La República Dominicana lleva tres años y diez meses en campaña electoral. En este tipo de práctica, somos un país con una experiencia bien sólida. Desde que al Presidente elegido se le coloca la banda presidencial, se inicia la nueva campaña electoral. Los partidos y sus patrocinadores no descansan un minuto. Esto mismo le pasa a diversos sectores de la sociedad; se activan de tal modo, que llegan a sentir nostalgia de las caravanas, los mítines, los bandereos; y hasta del arte de descalificarse y demonizarse entre sí que tienen los candidatos. Esto ocurre en reciprocidad, pues la decisión de desautorizarse es de todos los partidos. Para ello, realizan investigaciones especializadas que les permitan encontrar todo aquello que pueda disminuir a la persona que opta por el cargo de presidente, vicepresidente, senador o diputado. El día de las elecciones, se activan todas las fuerzas y se desarrolla la mayor creatividad posible para acusarse y contra acusarse si los resultados no son los esperados por los partidos con mayor cantidad de afiliados. Además, el día de las elecciones, generalmente, las emociones y los sentimientos se exacerban de tal modo que la energía verbal, física y militar cobra un brillo especial en la jornada electoral.
En estos años y meses de campaña electoral ampliada- puesto que la Ley Electoral presenta un marco temporal que explicita límites pero que no se cumplen en ninguna circunstancia-, la estrategia para incrementar los votantes a favor de los partidos se pasa de original, no por la dignidad de estas, sino por lo degradantes que son. La humanización de las personas se posterga y se pone énfasis en un comportamiento mesiánico que enajena. Las promesas de que transformarán todo se convierte en eje rector del discurso. Está claro que los partidos políticos imponen su regla y no respetan la Ley Electoral. Se evidencia, también, la poca o ninguna autoridad que tiene la Junta Central Electoral (JCE).
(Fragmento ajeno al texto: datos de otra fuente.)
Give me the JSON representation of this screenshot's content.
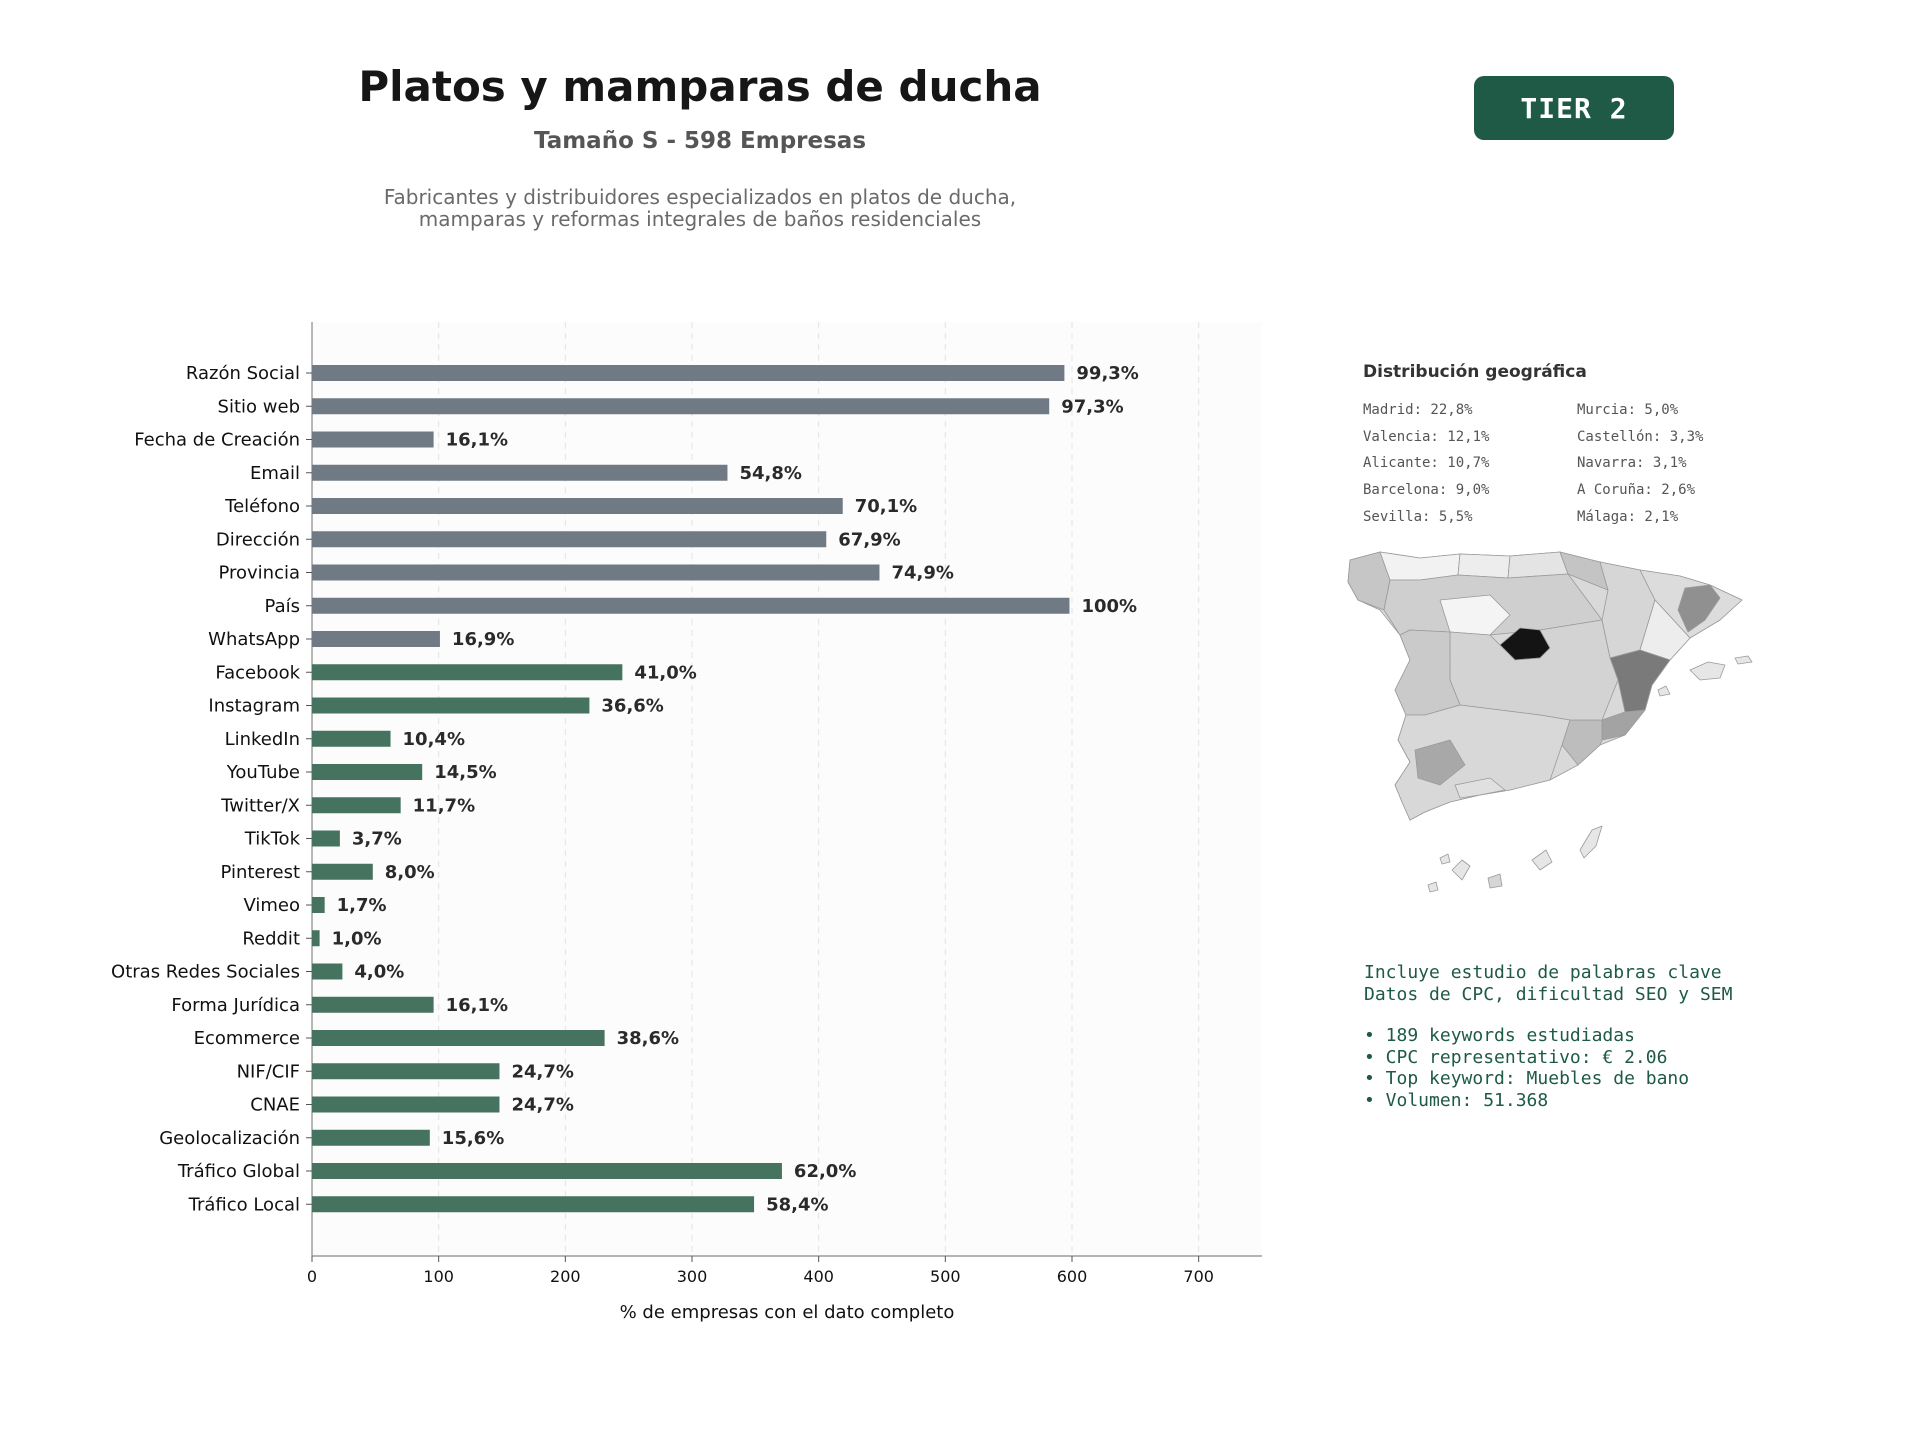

Ayer, 5 de julio, se celebraron las elecciones presidenciales y congresuales. Se espera que entremos en un período de más calma y de obligado respeto. Pero lo que ya urge es una acción que le permita a la nación avanzar especialmente en tres renglones que no esperan: salud, educación y economía. Estos tres campos no resisten más palabras, ni más simulaciones. No podemos continuar observando de forma impávida cómo se deteriora la salud de las personas, ahora más por los efectos de la pandemia que azota al mundo. Tampoco podemos seguir dándole la vuelta a la rotonda con la educación nacional; exhibiendo contradicciones que ralentizan decisiones, aprendizajes y el desarrollo integral de la sociedad dominicana. Mucho menos podemos jugarnos con la economía del país, drenada por el incremento de la deuda, la evasión fiscal, una baja producción; y la corrupción globalizada y sin fronteras.
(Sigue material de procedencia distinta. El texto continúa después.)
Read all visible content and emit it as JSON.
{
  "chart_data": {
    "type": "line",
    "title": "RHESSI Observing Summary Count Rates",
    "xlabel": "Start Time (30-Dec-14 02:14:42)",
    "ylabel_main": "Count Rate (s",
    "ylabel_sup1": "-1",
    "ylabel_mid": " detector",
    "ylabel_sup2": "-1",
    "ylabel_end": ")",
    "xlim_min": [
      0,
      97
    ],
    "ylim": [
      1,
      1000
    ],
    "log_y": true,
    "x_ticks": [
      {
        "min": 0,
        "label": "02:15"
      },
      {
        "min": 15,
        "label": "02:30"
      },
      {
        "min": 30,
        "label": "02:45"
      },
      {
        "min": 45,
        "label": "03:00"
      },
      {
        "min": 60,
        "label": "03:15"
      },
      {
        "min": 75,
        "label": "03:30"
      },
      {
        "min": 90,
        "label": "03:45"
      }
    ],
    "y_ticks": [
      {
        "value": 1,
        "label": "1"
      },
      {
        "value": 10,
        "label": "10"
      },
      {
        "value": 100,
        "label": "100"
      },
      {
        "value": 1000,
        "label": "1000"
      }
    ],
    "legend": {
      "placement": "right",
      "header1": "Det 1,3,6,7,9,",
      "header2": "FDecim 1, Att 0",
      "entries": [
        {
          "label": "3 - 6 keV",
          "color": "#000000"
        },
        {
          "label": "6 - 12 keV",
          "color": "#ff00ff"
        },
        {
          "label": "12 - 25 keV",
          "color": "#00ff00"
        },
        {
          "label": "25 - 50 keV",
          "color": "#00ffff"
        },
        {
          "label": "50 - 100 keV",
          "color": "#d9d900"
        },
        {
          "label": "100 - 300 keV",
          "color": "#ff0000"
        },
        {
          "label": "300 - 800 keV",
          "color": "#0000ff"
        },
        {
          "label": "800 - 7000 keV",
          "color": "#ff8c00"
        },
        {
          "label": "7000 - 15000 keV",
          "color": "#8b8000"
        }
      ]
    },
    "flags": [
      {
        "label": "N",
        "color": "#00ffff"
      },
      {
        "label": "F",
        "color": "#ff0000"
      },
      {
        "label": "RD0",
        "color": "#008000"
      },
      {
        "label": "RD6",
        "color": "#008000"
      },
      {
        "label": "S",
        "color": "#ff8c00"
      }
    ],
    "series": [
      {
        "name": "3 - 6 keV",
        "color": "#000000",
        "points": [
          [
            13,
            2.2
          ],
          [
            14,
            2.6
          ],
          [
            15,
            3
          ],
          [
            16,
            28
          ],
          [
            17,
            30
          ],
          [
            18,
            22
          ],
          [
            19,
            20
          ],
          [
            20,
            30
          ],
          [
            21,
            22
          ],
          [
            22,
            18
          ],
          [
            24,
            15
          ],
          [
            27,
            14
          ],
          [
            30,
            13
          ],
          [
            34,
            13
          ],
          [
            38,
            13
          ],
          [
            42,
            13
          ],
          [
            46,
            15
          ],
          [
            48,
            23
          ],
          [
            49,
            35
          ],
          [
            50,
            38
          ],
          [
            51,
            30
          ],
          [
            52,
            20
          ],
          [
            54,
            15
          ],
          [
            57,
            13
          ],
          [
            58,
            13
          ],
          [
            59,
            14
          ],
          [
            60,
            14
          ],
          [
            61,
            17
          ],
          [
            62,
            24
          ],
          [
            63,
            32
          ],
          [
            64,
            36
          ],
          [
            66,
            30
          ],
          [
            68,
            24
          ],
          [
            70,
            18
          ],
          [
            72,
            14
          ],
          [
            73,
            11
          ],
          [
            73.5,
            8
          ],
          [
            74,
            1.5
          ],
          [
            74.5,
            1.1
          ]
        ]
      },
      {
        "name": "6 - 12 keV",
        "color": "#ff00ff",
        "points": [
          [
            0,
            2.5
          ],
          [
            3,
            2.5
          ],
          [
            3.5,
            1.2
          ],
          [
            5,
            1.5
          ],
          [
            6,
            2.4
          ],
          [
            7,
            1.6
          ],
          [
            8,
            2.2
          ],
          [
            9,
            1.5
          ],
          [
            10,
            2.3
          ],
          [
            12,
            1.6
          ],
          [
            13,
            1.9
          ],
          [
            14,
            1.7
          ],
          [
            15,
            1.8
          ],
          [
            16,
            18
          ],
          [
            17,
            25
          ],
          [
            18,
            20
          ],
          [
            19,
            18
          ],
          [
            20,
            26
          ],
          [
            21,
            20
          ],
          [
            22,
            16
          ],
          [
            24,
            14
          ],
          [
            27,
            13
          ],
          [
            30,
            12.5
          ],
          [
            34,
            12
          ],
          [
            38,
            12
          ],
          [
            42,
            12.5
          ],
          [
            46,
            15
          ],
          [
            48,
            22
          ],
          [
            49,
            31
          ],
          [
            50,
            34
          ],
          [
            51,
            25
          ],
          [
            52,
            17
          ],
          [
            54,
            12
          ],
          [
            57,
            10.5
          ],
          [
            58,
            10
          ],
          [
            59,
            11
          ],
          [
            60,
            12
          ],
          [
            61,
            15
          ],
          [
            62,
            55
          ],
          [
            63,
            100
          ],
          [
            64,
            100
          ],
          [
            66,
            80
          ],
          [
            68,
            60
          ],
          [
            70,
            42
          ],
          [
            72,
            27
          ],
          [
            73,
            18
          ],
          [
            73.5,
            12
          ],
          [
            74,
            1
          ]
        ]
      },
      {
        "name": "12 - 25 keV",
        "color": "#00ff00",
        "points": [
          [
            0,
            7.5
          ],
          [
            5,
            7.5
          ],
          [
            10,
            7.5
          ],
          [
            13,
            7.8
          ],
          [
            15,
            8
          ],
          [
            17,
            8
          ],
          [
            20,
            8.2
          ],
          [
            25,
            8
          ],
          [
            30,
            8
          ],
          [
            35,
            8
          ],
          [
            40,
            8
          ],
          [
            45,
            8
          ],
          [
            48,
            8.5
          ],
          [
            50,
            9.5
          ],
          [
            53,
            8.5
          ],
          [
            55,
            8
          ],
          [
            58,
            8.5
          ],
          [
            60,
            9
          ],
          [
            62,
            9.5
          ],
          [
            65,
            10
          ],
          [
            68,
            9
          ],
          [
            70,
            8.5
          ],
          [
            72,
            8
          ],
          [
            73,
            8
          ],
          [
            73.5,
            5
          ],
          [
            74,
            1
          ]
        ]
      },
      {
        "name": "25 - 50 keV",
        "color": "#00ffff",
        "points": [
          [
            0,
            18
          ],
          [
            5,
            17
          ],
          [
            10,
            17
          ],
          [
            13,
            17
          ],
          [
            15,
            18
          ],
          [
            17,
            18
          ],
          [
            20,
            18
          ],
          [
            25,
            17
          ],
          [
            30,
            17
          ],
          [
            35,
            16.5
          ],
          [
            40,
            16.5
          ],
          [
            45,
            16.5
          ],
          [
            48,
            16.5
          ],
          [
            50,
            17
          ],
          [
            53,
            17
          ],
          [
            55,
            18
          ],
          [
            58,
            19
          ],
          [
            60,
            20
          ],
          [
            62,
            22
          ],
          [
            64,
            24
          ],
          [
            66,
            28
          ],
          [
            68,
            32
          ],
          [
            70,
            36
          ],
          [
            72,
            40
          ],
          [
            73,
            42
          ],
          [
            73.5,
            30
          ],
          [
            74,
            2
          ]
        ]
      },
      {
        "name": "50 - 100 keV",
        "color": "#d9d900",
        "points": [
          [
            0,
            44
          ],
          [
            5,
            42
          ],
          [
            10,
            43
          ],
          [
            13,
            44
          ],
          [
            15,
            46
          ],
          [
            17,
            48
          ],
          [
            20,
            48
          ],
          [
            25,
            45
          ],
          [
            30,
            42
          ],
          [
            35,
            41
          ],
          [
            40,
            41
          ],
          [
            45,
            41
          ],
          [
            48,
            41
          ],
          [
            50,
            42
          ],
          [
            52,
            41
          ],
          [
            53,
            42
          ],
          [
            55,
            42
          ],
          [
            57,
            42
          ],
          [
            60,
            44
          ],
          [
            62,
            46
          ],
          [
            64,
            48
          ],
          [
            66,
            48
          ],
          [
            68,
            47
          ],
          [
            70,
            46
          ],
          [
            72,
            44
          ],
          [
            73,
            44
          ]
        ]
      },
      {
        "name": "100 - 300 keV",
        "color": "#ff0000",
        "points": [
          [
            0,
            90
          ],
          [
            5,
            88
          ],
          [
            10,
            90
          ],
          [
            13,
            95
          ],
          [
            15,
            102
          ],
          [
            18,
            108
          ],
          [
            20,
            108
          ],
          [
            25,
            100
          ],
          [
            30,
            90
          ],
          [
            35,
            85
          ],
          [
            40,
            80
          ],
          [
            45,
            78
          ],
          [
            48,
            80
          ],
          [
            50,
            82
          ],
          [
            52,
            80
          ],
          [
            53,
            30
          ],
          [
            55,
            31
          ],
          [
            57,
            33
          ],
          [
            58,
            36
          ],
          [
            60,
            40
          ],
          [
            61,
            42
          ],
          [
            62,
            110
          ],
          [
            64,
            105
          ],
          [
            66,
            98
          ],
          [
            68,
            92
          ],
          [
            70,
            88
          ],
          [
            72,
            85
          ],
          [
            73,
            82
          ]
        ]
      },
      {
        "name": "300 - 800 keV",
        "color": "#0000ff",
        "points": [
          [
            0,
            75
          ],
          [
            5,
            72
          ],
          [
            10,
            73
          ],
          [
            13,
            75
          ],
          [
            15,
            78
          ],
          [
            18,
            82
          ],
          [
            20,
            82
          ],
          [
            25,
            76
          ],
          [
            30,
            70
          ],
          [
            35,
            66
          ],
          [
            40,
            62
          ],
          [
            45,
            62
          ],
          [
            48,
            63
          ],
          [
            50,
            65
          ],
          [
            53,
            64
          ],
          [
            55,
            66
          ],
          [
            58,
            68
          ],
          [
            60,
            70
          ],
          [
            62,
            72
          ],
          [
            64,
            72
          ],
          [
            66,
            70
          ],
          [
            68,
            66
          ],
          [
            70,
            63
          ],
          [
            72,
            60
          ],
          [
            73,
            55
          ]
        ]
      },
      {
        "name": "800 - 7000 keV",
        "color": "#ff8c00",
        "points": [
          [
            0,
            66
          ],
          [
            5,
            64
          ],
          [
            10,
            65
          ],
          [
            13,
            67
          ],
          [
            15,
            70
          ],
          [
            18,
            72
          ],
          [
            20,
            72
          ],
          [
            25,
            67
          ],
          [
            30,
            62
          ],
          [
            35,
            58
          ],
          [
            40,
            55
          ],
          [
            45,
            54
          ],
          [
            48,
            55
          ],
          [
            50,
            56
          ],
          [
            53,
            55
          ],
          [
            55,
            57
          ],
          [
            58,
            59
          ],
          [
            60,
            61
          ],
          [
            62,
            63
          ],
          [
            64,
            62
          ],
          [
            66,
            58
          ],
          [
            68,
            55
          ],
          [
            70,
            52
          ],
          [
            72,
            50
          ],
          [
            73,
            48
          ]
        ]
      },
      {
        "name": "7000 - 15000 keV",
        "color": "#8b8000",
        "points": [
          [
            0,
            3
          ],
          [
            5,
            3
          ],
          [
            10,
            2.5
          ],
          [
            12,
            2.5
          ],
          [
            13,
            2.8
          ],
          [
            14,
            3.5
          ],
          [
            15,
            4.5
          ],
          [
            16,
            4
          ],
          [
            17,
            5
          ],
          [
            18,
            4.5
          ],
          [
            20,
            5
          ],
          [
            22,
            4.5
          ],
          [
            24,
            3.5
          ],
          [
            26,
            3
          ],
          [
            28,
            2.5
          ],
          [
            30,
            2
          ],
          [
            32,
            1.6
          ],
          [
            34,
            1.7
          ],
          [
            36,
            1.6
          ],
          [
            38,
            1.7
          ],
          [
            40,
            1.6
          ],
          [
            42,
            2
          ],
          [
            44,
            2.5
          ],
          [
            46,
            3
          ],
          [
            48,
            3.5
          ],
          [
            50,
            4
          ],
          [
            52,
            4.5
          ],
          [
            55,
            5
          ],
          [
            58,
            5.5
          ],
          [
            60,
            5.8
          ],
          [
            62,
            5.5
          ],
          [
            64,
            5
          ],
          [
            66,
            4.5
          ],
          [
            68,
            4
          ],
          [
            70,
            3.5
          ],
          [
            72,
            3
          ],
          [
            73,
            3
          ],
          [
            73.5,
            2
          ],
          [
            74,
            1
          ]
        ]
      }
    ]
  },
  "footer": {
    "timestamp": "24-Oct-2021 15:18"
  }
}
Es necesario convertir el discurso en acción eficiente y eficaz, para que la República Dominicana no se estanque más de lo que está. Asimismo, para que los tres campos señalados respondan de forma coherente a las necesidades propias del sector y del país. La acción que la realidad demanda requiere la articulación orgánica del discurso y de la acción. Tiene que haber una relación estrecha entre todo lo que se ha dicho y lo que la situación requiere. El hecho de perorar en el vacío no tiene sentido ni resuelve.
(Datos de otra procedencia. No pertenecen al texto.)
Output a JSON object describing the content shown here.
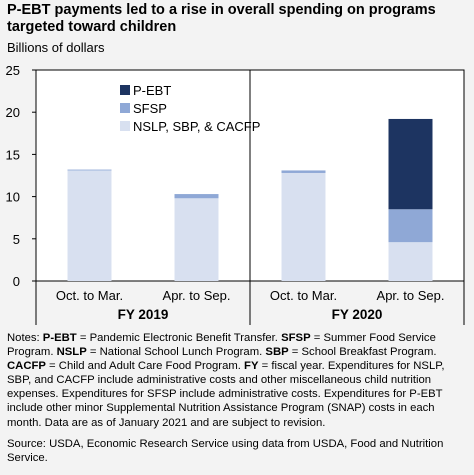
{
  "title": "P-EBT payments led to a rise in overall spending on programs targeted toward children",
  "y_axis_title": "Billions of dollars",
  "colors": {
    "pebt": "#1d3461",
    "sfsp": "#8fa8d6",
    "nslp": "#d8e0f0",
    "background": "#f3f3f3"
  },
  "chart_data": {
    "type": "bar",
    "stacked": true,
    "categories": [
      "Oct. to Mar.",
      "Apr. to Sep.",
      "Oct. to Mar.",
      "Apr. to Sep."
    ],
    "groups": [
      {
        "label": "FY 2019",
        "categories": [
          0,
          1
        ]
      },
      {
        "label": "FY 2020",
        "categories": [
          2,
          3
        ]
      }
    ],
    "series": [
      {
        "name": "NSLP, SBP, & CACFP",
        "values": [
          13.1,
          9.8,
          12.8,
          4.6
        ],
        "color": "#d8e0f0"
      },
      {
        "name": "SFSP",
        "values": [
          0.1,
          0.5,
          0.3,
          3.9
        ],
        "color": "#8fa8d6"
      },
      {
        "name": "P-EBT",
        "values": [
          0,
          0,
          0,
          10.7
        ],
        "color": "#1d3461"
      }
    ],
    "ylim": [
      0,
      25
    ],
    "yticks": [
      "0",
      "5",
      "10",
      "15",
      "20",
      "25"
    ],
    "legend_order": [
      "P-EBT",
      "SFSP",
      "NSLP, SBP, & CACFP"
    ],
    "legend_position": "top-left",
    "grid": false
  },
  "notes_label": "Notes:",
  "notes": [
    {
      "term": "P-EBT",
      "def": " = Pandemic Electronic Benefit Transfer. "
    },
    {
      "term": "SFSP",
      "def": " = Summer Food Service Program. "
    },
    {
      "term": "NSLP",
      "def": " = National School Lunch Program. "
    },
    {
      "term": "SBP",
      "def": " = School Breakfast Program. "
    },
    {
      "term": "CACFP",
      "def": " = Child and Adult Care Food Program. "
    },
    {
      "term": "FY",
      "def": " = fiscal year. Expenditures for NSLP, SBP, and CACFP include administrative costs and other miscellaneous child nutrition expenses. Expenditures for SFSP include administrative costs. Expenditures for P-EBT include other minor Supplemental Nutrition Assistance Program (SNAP) costs in each month. Data are as of January 2021 and are subject to revision."
    }
  ],
  "source": "Source: USDA, Economic Research Service using data from USDA, Food and Nutrition Service."
}
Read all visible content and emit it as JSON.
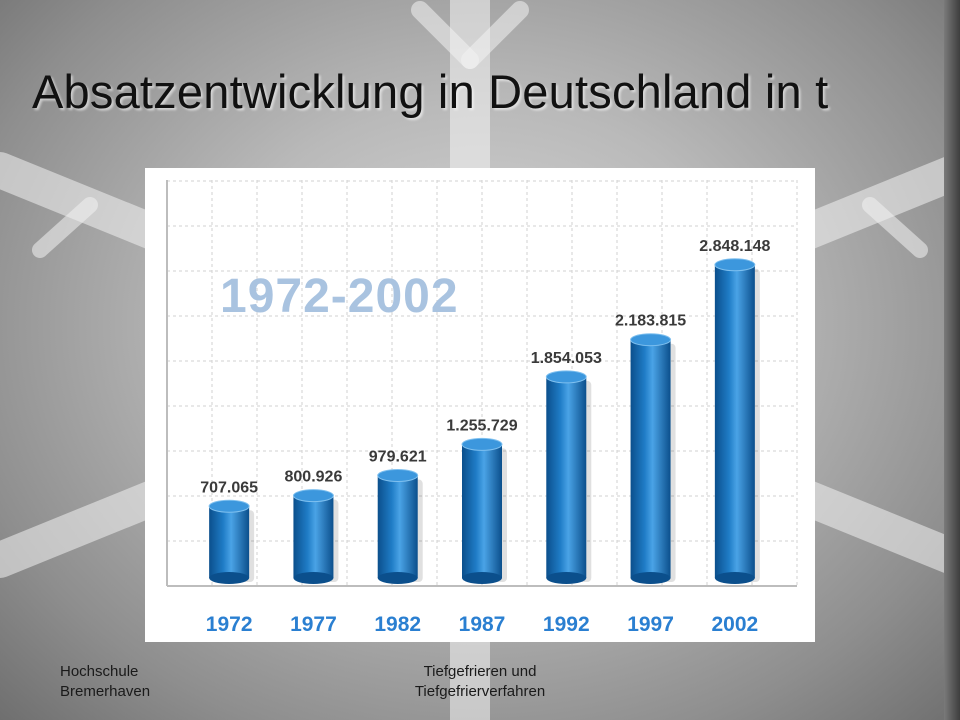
{
  "slide": {
    "title": "Absatzentwicklung in Deutschland in t",
    "footer_left": [
      "Hochschule",
      "Bremerhaven"
    ],
    "footer_center": [
      "Tiefgefrieren und",
      "Tiefgefrierverfahren"
    ]
  },
  "colors": {
    "bar": "#1f7cc6",
    "bar_dark": "#0b4f8c",
    "axis_label": "#2a7fd1",
    "period_text": "#a9c3e0",
    "grid": "#d2d2d2"
  },
  "chart_data": {
    "type": "bar",
    "title": "1972-2002",
    "xlabel": "",
    "ylabel": "",
    "categories": [
      "1972",
      "1977",
      "1982",
      "1987",
      "1992",
      "1997",
      "2002"
    ],
    "values": [
      707065,
      800926,
      979621,
      1255729,
      1854053,
      2183815,
      2848148
    ],
    "value_labels": [
      "707.065",
      "800.926",
      "979.621",
      "1.255.729",
      "1.854.053",
      "2.183.815",
      "2.848.148"
    ],
    "ylim": [
      0,
      3600000
    ],
    "grid": true,
    "legend": "none"
  }
}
Ya no es tolerable continuar reduciendo el carácter y el sentido de las palabras. Estas requieren mayor cuidado y atención. Llegó la hora de trabajar más, de hablar menos. Arribó el tiempo de garantizar la fecundidad de las palabras y que estas se demuestren en acciones efectivas a favor de la salud de las personas y de la sociedad; en una educación con mayor integralidad y menos instrumentalización política. De igual modo, es tiempo de que esta fecundidad se evidencie en una economía robusta y ética. La unión indisoluble entre discurso y acción a favor de una República Dominicana más desarrollada, más democrática e inclusiva es un imperativo.